Battle of Princeton reenactment. PHOTOS BY AL POCHEK
Battle of Princeton reenactment. PHOTOS BY AL POCHEK

The Battle drew reenactors from states up and down the Eastern Seaboard including Rachael Rickabaugh’s oldest son Christopher. She traveled to the reenactment from Tabernacle with her younger son Matthew and her father.

“This is the first time we were able to see him perform so it was pretty fun,” Rickabaugh said.

And although, she said she rather not publicize what side her son reenacted on, she noted he had a fun job of shooting a cannon.

Following the reenactment, a commemorative wreath laying event was held at the
Colonnade and Memorial Grove on the battlefield, honoring the soldiers who fought and fell during all the battles of Ten Crucial Days, including the American and British dead interred nearby.

Wreath laying after Battle of Princeton reenactment. PHOTOS BY AL POCHEK
Wreath laying after Battle of Princeton reenactment. PHOTOS BY AL POCHEK

Spectators were also able to tour the historic Thomas Clarke House where Gen. Hugh Mercer died of his wounds he suffered during the battle on Jan. 12, 1777.

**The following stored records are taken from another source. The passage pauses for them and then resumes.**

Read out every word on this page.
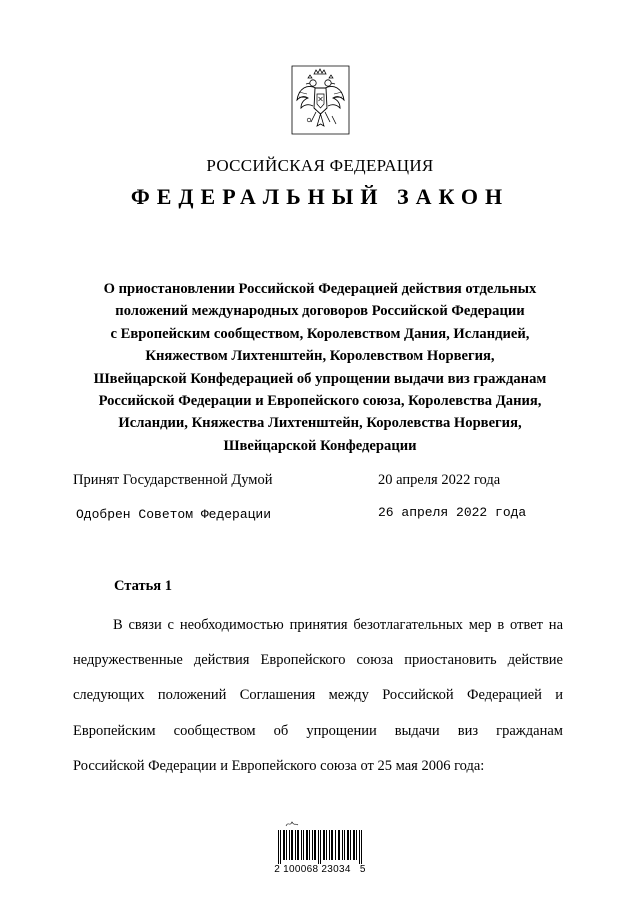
РОССИЙСКАЯ ФЕДЕРАЦИЯ
ФЕДЕРАЛЬНЫЙ ЗАКОН
О приостановлении Российской Федерацией действия отдельных
положений международных договоров Российской Федерации
с Европейским сообществом, Королевством Дания, Исландией,
Княжеством Лихтенштейн, Королевством Норвегия,
Швейцарской Конфедерацией об упрощении выдачи виз гражданам
Российской Федерации и Европейского союза, Королевства Дания,
Исландии, Княжества Лихтенштейн, Королевства Норвегия,
Швейцарской Конфедерации
Принят Государственной Думой	20 апреля 2022 года
Одобрен Советом Федерации	26 апреля 2022 года
Статья 1
В связи с необходимостью принятия безотлагательных мер в ответ на
недружественные действия Европейского союза приостановить действие
следующих положений Соглашения между Российской Федерацией и
Европейским сообществом об упрощении выдачи виз гражданам
Российской Федерации и Европейского союза от 25 мая 2006 года:
2 100068 23034   5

Joe Mooney, of Robbinsville, said it was his first time experiencing the PBS’ Battle of Princeton reenactment. He said he has been to the Trenton reenactment a number of times.

He said he found the reenactment entertaining, but jokingly quipped there were “not enough people dying.”

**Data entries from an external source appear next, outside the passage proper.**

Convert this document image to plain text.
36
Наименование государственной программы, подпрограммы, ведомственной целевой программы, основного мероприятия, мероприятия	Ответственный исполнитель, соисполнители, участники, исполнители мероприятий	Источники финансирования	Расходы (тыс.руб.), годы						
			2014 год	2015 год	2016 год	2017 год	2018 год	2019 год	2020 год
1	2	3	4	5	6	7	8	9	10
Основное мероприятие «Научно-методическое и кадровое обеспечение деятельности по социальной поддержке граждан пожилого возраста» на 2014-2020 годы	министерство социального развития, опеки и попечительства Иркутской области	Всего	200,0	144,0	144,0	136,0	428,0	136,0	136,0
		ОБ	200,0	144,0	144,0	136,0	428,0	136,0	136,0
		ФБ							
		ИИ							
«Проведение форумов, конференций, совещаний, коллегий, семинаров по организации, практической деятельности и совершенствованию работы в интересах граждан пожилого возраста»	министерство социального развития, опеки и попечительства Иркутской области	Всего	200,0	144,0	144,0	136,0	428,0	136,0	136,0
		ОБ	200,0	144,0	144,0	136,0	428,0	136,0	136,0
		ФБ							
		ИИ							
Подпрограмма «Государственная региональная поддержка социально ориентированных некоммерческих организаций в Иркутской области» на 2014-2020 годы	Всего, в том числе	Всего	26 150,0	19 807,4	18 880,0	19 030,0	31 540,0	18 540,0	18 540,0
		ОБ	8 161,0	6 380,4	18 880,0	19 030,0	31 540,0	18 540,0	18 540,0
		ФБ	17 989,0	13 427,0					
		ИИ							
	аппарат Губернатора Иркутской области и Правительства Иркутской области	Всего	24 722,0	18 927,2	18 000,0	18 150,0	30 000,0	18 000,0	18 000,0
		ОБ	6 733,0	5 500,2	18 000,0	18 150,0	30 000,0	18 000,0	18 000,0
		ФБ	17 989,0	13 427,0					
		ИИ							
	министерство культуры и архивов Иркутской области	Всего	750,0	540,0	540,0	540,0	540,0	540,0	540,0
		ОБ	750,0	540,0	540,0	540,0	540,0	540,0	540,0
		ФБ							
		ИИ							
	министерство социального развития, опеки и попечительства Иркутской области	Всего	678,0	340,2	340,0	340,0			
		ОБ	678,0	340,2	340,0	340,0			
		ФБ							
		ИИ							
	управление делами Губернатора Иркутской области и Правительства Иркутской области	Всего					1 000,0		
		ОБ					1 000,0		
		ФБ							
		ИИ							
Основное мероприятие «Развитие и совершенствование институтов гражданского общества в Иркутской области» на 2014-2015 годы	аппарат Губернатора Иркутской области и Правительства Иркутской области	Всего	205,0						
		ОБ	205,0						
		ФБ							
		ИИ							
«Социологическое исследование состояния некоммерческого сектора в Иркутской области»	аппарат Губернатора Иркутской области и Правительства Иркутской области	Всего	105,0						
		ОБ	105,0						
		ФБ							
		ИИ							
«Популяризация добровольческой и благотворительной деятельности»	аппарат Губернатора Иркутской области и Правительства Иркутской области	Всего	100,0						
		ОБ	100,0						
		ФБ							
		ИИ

“Usually, you have more people falling over,” he said with a laugh.

The commemoration was organized by the New Jersey Society, Sons of the American Revolution, and was conducted in conjunction with other hereditary societies and service organizations as well as representatives of legacy units of the American and British armed forces whose antecedents fought at the battle.

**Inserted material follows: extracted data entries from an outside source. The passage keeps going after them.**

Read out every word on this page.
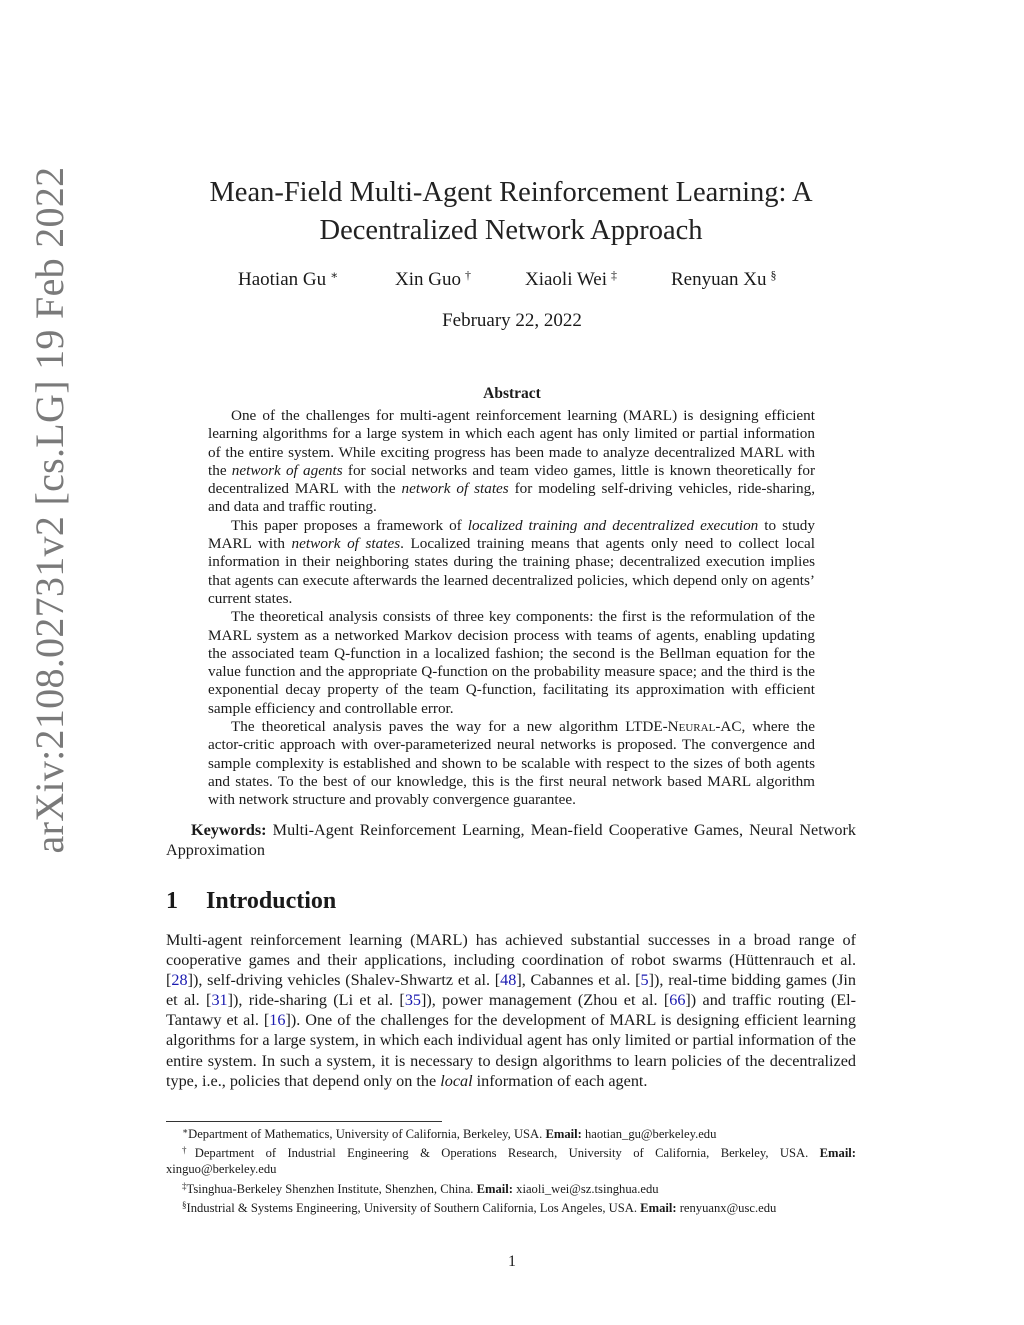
arXiv:2108.02731v2 [cs.LG] 19 Feb 2022	Mean-Field Multi-Agent Reinforcement Learning: A Decentralized Network Approach
Haotian Gu ∗	Xin Guo †	Xiaoli Wei ‡	Renyuan Xu §
February 22, 2022
Abstract

One of the challenges for multi-agent reinforcement learning (MARL) is designing efficient learning algorithms for a large system in which each agent has only limited or partial information of the entire system. While exciting progress has been made to analyze decentralized MARL with the network of agents for social networks and team video games, little is known theoretically for decentralized MARL with the network of states for modeling self-driving vehicles, ride-sharing, and data and traffic routing.

This paper proposes a framework of localized training and decentralized execution to study MARL with network of states. Localized training means that agents only need to collect local information in their neighboring states during the training phase; decentralized execution implies that agents can execute afterwards the learned decentralized policies, which depend only on agents’ current states.

The theoretical analysis consists of three key components: the first is the reformulation of the MARL system as a networked Markov decision process with teams of agents, enabling updating the associated team Q-function in a localized fashion; the second is the Bellman equation for the value function and the appropriate Q-function on the probability measure space; and the third is the exponential decay property of the team Q-function, facilitating its approximation with efficient sample efficiency and controllable error.

The theoretical analysis paves the way for a new algorithm LTDE-Neural-AC, where the actor-critic approach with over-parameterized neural networks is proposed. The convergence and sample complexity is established and shown to be scalable with respect to the sizes of both agents and states. To the best of our knowledge, this is the first neural network based MARL algorithm with network structure and provably convergence guarantee.

Keywords: Multi-Agent Reinforcement Learning, Mean-field Cooperative Games, Neural Network Approximation
1 Introduction

Multi-agent reinforcement learning (MARL) has achieved substantial successes in a broad range of cooperative games and their applications, including coordination of robot swarms (Hüttenrauch et al. [28]), self-driving vehicles (Shalev-Shwartz et al. [48], Cabannes et al. [5]), real-time bidding games (Jin et al. [31]), ride-sharing (Li et al. [35]), power management (Zhou et al. [66]) and traffic routing (El-Tantawy et al. [16]). One of the challenges for the development of MARL is designing efficient learning algorithms for a large system, in which each individual agent has only limited or partial information of the entire system. In such a system, it is necessary to design algorithms to learn policies of the decentralized type, i.e., policies that depend only on the local information of each agent.

∗Department of Mathematics, University of California, Berkeley, USA. Email: haotian_gu@berkeley.edu
†Department of Industrial Engineering & Operations Research, University of California, Berkeley, USA. Email: xinguo@berkeley.edu
‡Tsinghua-Berkeley Shenzhen Institute, Shenzhen, China. Email: xiaoli_wei@sz.tsinghua.edu
§Industrial & Systems Engineering, University of Southern California, Los Angeles, USA. Email: renyuanx@usc.edu
1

This year’s reenactment is one aspect of PBS’ annual program of events targeted at historical education and is part of our effort to prepare for 250th anniversary commemoration of the American Revolution that will commence in 2026.

“Experience the Battle of Princeton” was sponsored by NJM Insurance Group, The George H. and Estelle M. Sands Foundation, the New Jersey Society – Sons of the American Revolution, the Princeton-Mercer Regional Convention and Visitors Bureau, and generous support of donors and partners.